Wednesday, July 25, 2012

July

This has been a good summer, so far, because I've been forced to sit my ass down.

I hate sitting still, but the pulled tendons around my right ankle don't condone my restless nature. While I have teaching and grading to occupy me, even from bed, the peace of stillness has made me long for more moments of solitude and reflection (and trash tv and gossip magazines lol). I've literally gone within the month from privately bashing where I am in my life--confused by the shifting goals I've aspired to since 2008 and how many seriously ratchet people I've entertained this year-- and sulking about my inability to find a stable space emotionally, professionally and physically to grow to realizing that all of this is in fact a part of my growth and not to worry about what is or isn't there right now. Worry is not conducive to God's plan for me...neither is forcing, plotting, or obsessing over what I can't control.
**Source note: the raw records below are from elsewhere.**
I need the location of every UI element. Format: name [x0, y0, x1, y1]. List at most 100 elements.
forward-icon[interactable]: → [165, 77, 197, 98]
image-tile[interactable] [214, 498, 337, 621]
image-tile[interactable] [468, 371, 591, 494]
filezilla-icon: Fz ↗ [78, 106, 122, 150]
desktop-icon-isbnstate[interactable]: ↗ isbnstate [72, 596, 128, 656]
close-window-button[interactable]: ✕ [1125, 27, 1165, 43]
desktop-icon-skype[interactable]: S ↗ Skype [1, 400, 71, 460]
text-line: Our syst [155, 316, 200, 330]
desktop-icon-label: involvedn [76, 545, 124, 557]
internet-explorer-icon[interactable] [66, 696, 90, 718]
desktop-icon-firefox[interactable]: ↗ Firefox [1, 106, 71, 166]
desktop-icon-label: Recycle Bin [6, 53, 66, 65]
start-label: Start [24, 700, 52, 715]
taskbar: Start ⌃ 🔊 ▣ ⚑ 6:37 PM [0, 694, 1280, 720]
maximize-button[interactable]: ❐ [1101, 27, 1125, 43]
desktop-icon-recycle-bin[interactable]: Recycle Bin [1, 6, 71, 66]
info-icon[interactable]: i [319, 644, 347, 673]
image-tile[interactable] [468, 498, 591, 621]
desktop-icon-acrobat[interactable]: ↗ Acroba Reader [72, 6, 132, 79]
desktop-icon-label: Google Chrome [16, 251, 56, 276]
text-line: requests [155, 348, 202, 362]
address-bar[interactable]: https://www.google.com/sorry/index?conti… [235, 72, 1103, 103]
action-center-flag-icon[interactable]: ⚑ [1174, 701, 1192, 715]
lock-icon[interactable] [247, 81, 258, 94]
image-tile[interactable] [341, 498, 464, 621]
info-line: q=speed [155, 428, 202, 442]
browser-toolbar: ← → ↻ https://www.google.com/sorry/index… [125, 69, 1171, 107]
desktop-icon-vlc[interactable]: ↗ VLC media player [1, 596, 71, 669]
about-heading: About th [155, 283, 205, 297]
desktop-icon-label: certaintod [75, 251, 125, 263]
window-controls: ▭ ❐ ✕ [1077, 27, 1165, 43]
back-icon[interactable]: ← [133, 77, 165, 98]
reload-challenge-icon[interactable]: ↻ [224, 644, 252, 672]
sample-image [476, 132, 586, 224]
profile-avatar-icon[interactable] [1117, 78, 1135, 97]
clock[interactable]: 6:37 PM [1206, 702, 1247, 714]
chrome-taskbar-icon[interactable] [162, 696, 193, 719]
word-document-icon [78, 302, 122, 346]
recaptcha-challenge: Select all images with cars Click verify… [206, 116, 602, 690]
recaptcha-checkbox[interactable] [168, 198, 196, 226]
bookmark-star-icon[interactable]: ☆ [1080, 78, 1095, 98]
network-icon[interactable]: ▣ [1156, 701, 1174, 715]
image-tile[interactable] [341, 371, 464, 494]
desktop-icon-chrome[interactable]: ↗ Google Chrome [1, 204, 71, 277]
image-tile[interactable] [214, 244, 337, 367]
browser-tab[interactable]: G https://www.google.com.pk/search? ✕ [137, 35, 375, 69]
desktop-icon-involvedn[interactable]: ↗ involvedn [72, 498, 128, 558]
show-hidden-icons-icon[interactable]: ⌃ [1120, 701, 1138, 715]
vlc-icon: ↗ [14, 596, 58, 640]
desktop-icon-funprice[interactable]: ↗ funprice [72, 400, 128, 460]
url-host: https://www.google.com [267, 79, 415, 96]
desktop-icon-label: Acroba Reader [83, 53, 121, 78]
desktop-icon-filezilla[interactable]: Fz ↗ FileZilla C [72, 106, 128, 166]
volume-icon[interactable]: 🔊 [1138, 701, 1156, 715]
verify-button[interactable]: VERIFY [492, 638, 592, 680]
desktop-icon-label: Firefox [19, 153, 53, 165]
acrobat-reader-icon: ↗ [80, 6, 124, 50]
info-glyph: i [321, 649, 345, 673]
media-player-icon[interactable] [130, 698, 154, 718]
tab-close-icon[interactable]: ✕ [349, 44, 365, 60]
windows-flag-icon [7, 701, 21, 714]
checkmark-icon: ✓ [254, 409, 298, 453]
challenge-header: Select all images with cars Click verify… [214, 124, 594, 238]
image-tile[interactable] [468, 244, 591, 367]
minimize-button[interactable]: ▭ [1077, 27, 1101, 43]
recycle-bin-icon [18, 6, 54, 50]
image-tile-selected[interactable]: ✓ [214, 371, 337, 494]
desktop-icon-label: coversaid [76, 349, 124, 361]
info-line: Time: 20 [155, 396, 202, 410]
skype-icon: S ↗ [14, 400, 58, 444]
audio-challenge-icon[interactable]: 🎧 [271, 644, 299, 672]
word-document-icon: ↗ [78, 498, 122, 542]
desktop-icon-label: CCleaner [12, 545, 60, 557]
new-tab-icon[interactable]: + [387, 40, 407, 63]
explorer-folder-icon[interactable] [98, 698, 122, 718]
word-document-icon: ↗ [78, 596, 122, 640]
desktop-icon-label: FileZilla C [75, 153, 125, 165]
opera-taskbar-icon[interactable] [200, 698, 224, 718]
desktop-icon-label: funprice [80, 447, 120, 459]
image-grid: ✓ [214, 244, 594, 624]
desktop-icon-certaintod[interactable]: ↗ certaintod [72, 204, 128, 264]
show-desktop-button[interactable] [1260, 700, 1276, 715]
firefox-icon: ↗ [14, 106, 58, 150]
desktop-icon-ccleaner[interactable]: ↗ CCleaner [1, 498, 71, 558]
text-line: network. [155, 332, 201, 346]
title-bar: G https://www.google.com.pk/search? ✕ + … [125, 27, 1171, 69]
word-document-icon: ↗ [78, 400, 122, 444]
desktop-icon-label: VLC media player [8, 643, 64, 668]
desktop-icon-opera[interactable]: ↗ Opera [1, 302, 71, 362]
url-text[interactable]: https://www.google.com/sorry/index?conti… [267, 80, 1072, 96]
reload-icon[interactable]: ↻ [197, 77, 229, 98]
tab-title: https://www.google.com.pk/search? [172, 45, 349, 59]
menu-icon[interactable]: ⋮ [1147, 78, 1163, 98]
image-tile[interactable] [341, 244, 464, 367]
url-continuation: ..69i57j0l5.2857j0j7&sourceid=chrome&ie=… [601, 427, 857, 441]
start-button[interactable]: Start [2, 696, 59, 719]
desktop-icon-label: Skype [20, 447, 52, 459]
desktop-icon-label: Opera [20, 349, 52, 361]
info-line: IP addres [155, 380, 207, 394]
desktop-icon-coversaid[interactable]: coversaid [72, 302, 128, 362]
I can control the hours I work and the completion of my research to a point. But everything else, whatever.

In this mindset, I am visiting Amherst this weekend for a brief staycation. My motives for even booking this trip were rooted in my period of uncertainty, but now I am very certain of what my ideal trip will concern and what kind of time I'd like to spend with myself. Home has been great, to say the least, but the peace of solitude is surface-level at best. You won't see me writing this again, but I do miss the peace of Amherst temporarily, and the ability to disappear and pretend to be alone (as Jesus has been a constant companion). While there are folks I love and want to see, do understand that this is my trip and not a group weekend adventure.

I need quiet.
I need peace.
I don't need your drama.
Mine is gone.
I need beer and sunshine and nachos from the High Horse.
I need to write my lit review at Amherst Coffee.
I may need karaoke and a bubbletini.
I need to drive up 116 to see Mt Sugarloaf.
I need to stand alone in the rain at least once while it is overcast this weekend.
I do not want to dance, club or walk miles in heels on a bum ankle.
I will not wear my Crocs or ankle brace to a club.
I need a huge laugh while sober.
I need Vita Nova, but unfortunately my flight leaves at 9 am on Sunday. :(

Now that that's out of the way, I'm looking forward to my trip. And sitting still before the rush comes in September.